5 Compute Standard Deviation

portfolio_sd_tq_builtin_percent <- portfolio_returns_tbl %>%
    tq_performance(Ra = portfolio.returns,
                   performance_fun = table.Stats) %>%
    select(Stdev) %>%
    mutate(tq_sd = round(Stdev, 4))
portfolio_mean_sd_tq_builtin_percent <- mean(portfolio_returns_tbl$portfolio.returns)
sd_mean_tbl <- asset_returns_tbl %>%
    group_by(symbol) %>%
    tq_performance(Ra = quarterly.returns,
                   performance_fun = table.Stats) %>%
    select(Mean = ArithmeticMean, Stdev) %>%
    ungroup() %>% 
        add_row(tibble(symbol = "Portfolio",
                       Mean = portfolio_mean_sd_tq_builtin_percent,
                       Stdev = portfolio_sd_tq_builtin_percent$tq_sd))
sd_mean_tbl <- asset_returns_tbl %>%
    group_by(symbol) %>%
    tq_performance(Ra = quarterly.returns,
                   performance_fun = table.Stats) %>%
    select(Mean = ArithmeticMean, Stdev) %>%
    ungroup() %>% 
        add_row(tibble(symbol = "Portfolio",
                       Mean = portfolio_mean_sd_tq_builtin_percent,
                       Stdev = portfolio_sd_tq_builtin_percent$tq_sd))

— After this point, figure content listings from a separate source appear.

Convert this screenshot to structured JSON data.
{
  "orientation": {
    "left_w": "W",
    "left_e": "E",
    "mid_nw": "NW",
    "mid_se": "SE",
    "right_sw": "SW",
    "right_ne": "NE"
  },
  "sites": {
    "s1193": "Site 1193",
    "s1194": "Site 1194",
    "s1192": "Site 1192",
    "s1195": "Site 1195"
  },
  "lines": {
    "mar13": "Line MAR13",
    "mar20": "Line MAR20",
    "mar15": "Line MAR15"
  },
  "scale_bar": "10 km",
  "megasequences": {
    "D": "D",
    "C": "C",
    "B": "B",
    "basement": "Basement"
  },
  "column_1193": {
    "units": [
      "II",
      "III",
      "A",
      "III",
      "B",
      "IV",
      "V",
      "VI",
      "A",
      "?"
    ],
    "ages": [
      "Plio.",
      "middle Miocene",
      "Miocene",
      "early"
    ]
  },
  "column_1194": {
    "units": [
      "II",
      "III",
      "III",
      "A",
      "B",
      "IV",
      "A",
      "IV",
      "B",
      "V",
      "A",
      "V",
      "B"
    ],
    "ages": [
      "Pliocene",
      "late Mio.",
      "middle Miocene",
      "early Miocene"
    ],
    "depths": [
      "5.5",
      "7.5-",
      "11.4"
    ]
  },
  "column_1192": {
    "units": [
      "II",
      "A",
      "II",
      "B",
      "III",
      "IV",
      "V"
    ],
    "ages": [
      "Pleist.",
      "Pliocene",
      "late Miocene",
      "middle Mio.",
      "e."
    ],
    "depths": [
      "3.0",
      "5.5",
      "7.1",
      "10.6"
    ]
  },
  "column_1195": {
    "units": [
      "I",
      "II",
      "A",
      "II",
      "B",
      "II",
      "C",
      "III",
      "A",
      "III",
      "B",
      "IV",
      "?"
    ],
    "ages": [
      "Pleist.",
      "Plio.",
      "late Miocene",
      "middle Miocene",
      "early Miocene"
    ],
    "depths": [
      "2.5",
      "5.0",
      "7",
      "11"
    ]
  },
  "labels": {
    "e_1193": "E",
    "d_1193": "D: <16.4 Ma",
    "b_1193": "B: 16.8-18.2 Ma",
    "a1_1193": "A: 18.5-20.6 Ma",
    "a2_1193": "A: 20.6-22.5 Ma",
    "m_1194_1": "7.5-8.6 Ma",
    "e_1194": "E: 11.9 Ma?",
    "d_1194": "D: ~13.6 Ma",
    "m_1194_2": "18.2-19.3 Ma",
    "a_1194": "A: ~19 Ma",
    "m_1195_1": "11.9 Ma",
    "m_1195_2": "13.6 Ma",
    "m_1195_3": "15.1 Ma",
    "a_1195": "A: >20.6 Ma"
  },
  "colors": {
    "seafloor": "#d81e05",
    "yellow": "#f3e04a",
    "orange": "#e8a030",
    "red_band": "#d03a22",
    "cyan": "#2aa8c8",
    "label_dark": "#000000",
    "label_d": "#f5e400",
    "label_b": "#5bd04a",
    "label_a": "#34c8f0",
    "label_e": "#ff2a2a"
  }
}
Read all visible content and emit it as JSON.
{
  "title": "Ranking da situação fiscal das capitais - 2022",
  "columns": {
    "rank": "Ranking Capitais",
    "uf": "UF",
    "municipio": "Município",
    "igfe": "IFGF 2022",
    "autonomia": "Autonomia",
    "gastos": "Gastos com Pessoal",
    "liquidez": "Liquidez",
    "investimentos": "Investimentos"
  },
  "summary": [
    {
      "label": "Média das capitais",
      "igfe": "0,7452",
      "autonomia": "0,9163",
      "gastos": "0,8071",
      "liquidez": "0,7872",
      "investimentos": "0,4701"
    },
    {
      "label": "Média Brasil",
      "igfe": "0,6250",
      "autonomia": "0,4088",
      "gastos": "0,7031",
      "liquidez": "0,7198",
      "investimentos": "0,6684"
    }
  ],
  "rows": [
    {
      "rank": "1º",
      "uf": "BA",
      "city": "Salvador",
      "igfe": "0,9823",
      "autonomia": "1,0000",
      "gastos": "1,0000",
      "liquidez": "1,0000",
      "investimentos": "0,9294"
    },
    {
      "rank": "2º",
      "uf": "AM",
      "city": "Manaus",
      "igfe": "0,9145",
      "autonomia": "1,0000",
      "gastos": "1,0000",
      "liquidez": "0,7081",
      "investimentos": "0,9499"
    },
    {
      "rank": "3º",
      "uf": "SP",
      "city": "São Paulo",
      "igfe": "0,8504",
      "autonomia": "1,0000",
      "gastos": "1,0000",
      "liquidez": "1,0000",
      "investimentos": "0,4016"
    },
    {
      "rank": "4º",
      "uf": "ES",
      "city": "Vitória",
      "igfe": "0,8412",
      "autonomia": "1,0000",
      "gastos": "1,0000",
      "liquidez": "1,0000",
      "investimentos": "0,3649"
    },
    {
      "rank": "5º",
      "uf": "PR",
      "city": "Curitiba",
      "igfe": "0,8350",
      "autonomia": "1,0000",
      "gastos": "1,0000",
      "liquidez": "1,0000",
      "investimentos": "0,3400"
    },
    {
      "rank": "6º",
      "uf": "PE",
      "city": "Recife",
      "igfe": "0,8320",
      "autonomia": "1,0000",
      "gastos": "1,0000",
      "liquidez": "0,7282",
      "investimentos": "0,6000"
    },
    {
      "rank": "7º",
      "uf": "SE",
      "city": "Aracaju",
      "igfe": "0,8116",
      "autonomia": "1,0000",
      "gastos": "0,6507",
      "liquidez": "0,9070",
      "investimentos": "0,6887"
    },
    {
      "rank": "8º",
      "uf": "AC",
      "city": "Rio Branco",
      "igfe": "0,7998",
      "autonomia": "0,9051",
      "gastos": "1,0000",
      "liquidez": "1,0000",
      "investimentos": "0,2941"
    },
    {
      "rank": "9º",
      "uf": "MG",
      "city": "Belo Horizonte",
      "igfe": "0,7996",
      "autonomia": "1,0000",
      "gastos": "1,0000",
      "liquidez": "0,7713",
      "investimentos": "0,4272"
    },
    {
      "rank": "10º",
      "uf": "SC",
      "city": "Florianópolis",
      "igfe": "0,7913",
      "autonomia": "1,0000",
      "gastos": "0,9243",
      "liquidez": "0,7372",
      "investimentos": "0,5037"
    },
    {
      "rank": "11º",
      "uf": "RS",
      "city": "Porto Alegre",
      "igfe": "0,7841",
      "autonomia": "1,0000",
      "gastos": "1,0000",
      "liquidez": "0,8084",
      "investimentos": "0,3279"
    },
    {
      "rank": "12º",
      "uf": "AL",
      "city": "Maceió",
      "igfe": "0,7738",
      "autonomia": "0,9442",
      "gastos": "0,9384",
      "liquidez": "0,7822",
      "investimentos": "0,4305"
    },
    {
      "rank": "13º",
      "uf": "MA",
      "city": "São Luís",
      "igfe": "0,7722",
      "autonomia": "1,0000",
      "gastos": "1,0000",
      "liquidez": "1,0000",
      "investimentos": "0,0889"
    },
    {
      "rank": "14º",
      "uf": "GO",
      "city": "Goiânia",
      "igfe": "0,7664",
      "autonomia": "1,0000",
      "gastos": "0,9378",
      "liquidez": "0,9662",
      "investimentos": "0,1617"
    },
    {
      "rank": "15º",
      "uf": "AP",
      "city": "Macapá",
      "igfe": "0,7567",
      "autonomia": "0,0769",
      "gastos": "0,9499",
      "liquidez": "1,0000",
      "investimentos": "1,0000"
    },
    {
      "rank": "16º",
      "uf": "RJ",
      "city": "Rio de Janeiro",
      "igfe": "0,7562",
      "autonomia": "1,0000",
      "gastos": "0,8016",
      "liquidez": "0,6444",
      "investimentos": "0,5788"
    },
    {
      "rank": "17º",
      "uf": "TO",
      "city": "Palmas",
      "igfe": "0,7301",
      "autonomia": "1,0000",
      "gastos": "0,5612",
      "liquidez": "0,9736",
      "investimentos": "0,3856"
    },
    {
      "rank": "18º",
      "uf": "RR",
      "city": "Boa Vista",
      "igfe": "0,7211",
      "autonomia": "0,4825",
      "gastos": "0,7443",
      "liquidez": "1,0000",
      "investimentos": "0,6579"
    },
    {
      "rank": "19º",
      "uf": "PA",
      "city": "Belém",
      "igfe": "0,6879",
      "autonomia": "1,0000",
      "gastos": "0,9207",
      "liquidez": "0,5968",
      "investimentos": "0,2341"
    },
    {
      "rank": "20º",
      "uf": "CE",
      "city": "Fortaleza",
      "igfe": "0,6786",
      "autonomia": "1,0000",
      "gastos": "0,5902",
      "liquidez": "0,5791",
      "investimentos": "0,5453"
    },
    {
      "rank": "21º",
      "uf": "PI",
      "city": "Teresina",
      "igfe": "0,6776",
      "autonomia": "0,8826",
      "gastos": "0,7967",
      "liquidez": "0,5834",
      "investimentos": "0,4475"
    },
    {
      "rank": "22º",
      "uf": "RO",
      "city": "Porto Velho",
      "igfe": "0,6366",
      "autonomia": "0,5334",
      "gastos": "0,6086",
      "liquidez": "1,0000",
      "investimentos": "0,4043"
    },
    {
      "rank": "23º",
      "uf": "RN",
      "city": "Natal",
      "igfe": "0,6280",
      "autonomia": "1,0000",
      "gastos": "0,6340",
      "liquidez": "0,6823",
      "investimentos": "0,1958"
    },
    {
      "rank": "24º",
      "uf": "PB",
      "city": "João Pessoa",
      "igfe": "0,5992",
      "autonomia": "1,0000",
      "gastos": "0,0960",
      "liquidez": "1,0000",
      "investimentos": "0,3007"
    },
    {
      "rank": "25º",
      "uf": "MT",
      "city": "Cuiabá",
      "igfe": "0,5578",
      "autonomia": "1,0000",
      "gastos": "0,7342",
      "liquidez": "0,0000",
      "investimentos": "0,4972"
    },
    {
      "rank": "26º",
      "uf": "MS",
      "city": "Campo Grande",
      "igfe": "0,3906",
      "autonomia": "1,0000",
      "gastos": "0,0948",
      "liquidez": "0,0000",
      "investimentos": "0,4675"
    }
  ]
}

6 Plot: Expected Returns versus Risk

sd_mean_tbl <- asset_returns_tbl %>%
    group_by(symbol) %>%
    tq_performance(Ra = quarterly.returns,
                   performance_fun = table.Stats) %>%
    select(Mean = ArithmeticMean, Stdev) %>%
    ungroup() %>% 
        add_row(tibble(symbol = "Portfolio",
                       Mean = portfolio_mean_sd_tq_builtin_percent,
                       Stdev = portfolio_sd_tq_builtin_percent$tq_sd))
sd_mean_tbl %>%
    ggplot(aes(x = Stdev, y = Mean, color = symbol)) +
    geom_point() +
    ggrepel::geom_text_repel(aes(label = symbol))

How should you expect your portfolio to perform relative to its assets in the portfolio? Would you invest all your money in any of the individual stocks instead of the portfolio? Discuss both in terms of expected return and risk.
If I was to invest in this portfolio I would most likely put higher weights in PLUG and TSLA as they outperform the portfolio. I would also stay invested in the other stocks because of the lowered risk that is offered by these stocks. The return of some stocks (TSLA,Plug) is higher but the risk also tends to follow and be higher than the portfolios.